Mixed sociolinguistic alignment and ethnic identity:

R-lessness in a Native American Community

Jason Miller

Fri. 11-12:40 A

The production of postvocalic r in items such as car and bird has proven to be a versatile marker of region, status, and ethnicity in American English for well over a century now. During the past century, the social role of r has shifted its evaluative status considerably, ranging between prestige and stigmatized marking within and across communities (e.g. McDavid 1949; Labov 1996; Myhill 1988; Feagin 1990). For example, extensive vocalization of r in some regions of the South might be correlated with older, upper-class white Southern speech at the same time it correlates with African American Vernacular English, as communities undergo linguistic change and shift the social significance of this variable cross-generationally. While its sociolinguistic role may be complicated, the obvious adaptability of postvocalic r makes it an ideal variable for examining some complex sociolinguistic relations over time, region, and social group.

The current study of Lumbee Vernacular English, a Native American speech community in Robeson County, North Carolina, shows the diverse ways in which postvocalic r can operate particularly with respect to ethnic marking. The social composition of Robeson County-- approximately a third African American, a third European American, and a third Native American-- constitutes a unique opportunity to examine changing roles and ethnic association for postvocalic r in a triracial community. Using a cross-ethnic, cross-generational sample, I show how the status of r mirrors the complexity of the past and current social relations among the three ethnic groups.
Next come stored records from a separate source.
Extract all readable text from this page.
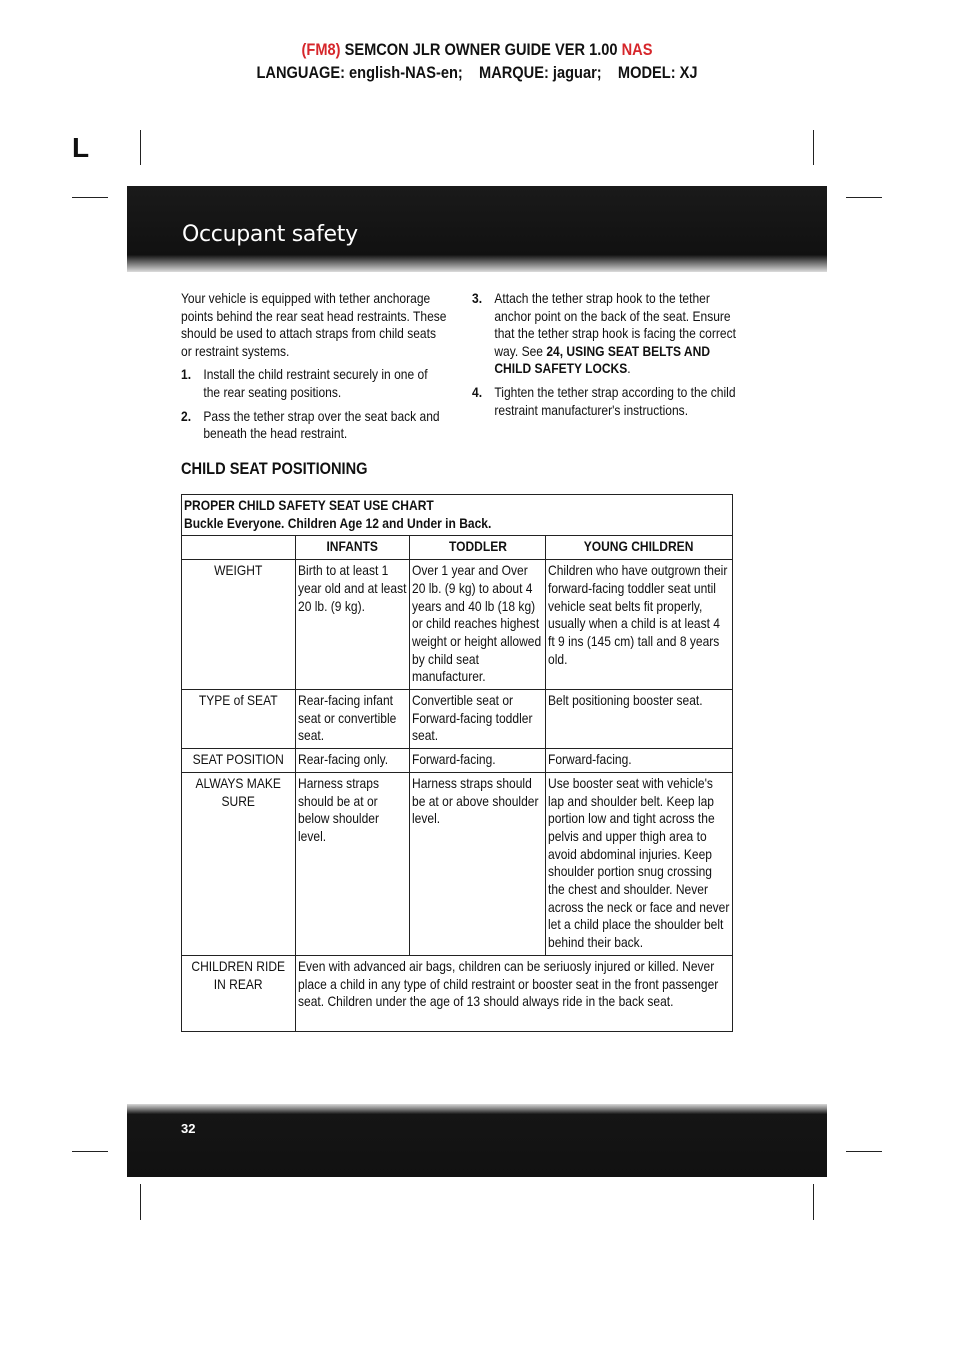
(FM8) SEMCON JLR OWNER GUIDE VER 1.00 NAS
LANGUAGE: english-NAS-en;    MARQUE: jaguar;    MODEL: XJ
L
Occupant safety

Your vehicle is equipped with tether anchorage points behind the rear seat head restraints. These should be used to attach straps from child seats or restraint systems.

1. Install the child restraint securely in one of the rear seating positions.
2. Pass the tether strap over the seat back and beneath the head restraint.
3. Attach the tether strap hook to the tether anchor point on the back of the seat. Ensure that the tether strap hook is facing the correct way. See 24, USING SEAT BELTS AND CHILD SAFETY LOCKS.
4. Tighten the tether strap according to the child restraint manufacturer's instructions.
CHILD SEAT POSITIONING
PROPER CHILD SAFETY SEAT USE CHART
Buckle Everyone. Children Age 12 and Under in Back.			

	INFANTS	TODDLER	YOUNG CHILDREN

WEIGHT	Birth to at least 1 year old and at least 20 lb. (9 kg).	Over 1 year and Over 20 lb. (9 kg) to about 4 years and 40 lb (18 kg) or child reaches highest weight or height allowed by child seat manufacturer.	Children who have outgrown their forward-facing toddler seat until vehicle seat belts fit properly, usually when a child is at least 4 ft 9 ins (145 cm) tall and 8 years old.

TYPE of SEAT	Rear-facing infant seat or convertible seat.	Convertible seat or Forward-facing toddler seat.	Belt positioning booster seat.

SEAT POSITION	Rear-facing only.	Forward-facing.	Forward-facing.

ALWAYS MAKE SURE	Harness straps should be at or below shoulder level.	Harness straps should be at or above shoulder level.	Use booster seat with vehicle's lap and shoulder belt. Keep lap portion low and tight across the pelvis and upper thigh area to avoid abdominal injuries. Keep shoulder portion snug crossing the chest and shoulder. Never across the neck or face and never let a child place the shoulder belt behind their back.

CHILDREN RIDE IN REAR	Even with advanced air bags, children can be seriuosly injured or killed. Never place a child in any type of child restraint or booster seat in the front passenger seat. Children under the age of 13 should always ride in the back seat.		
32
A quantitative study of r vocalization in several different linguistic contexts, including postvocalic, non-nuclear position (car, card) and nuclear position (bird, work), as well as stressed (barking) and unstressed syllables (mother), shows the differential social significance of r-lessness for the three communities. The European American community shows a movement toward r-fulness while the African American Community indicates fairly stable r-lessness, replicating other current studies of r-lessness in the South (Myhill 1988, Feagin 1990). The ethnic marking of r-lessness in the South is thus stronger with respect to the European American and African American communities. Interestingly, the incidence of r-lessness for Lumbee Vernacular English falls between the currently developing white and black extremes, although there is a slight movement toward r-lessness in the Lumbee community among younger speakers. By not favoring constriction to the extent of the current European American community and not favoring vocalization to the extent of the African American community, the Lumbee have managed to maintain a linguistic identity separate form the other two ethnic groups in this community. Their distinctive use of postvocalic r thus reflects a "mixed alignment" with respect to the two neighboring ethnic communities. The overlapping but distinctive linguistic identity currently fashioned for postvocalic r is supported by a profile of other dialect structures of Lumbee Vernacular English (e.g. the distinctive use of perfective I'm in I'm been there, the limited incidence of habitual be along some younger speakers, the use of a-prefixing, and so forth). The pattern shows how selective, mixed dialect alignment is used to mold a unique ethnic linguistic identity in a racially divided, multi-ethnic community.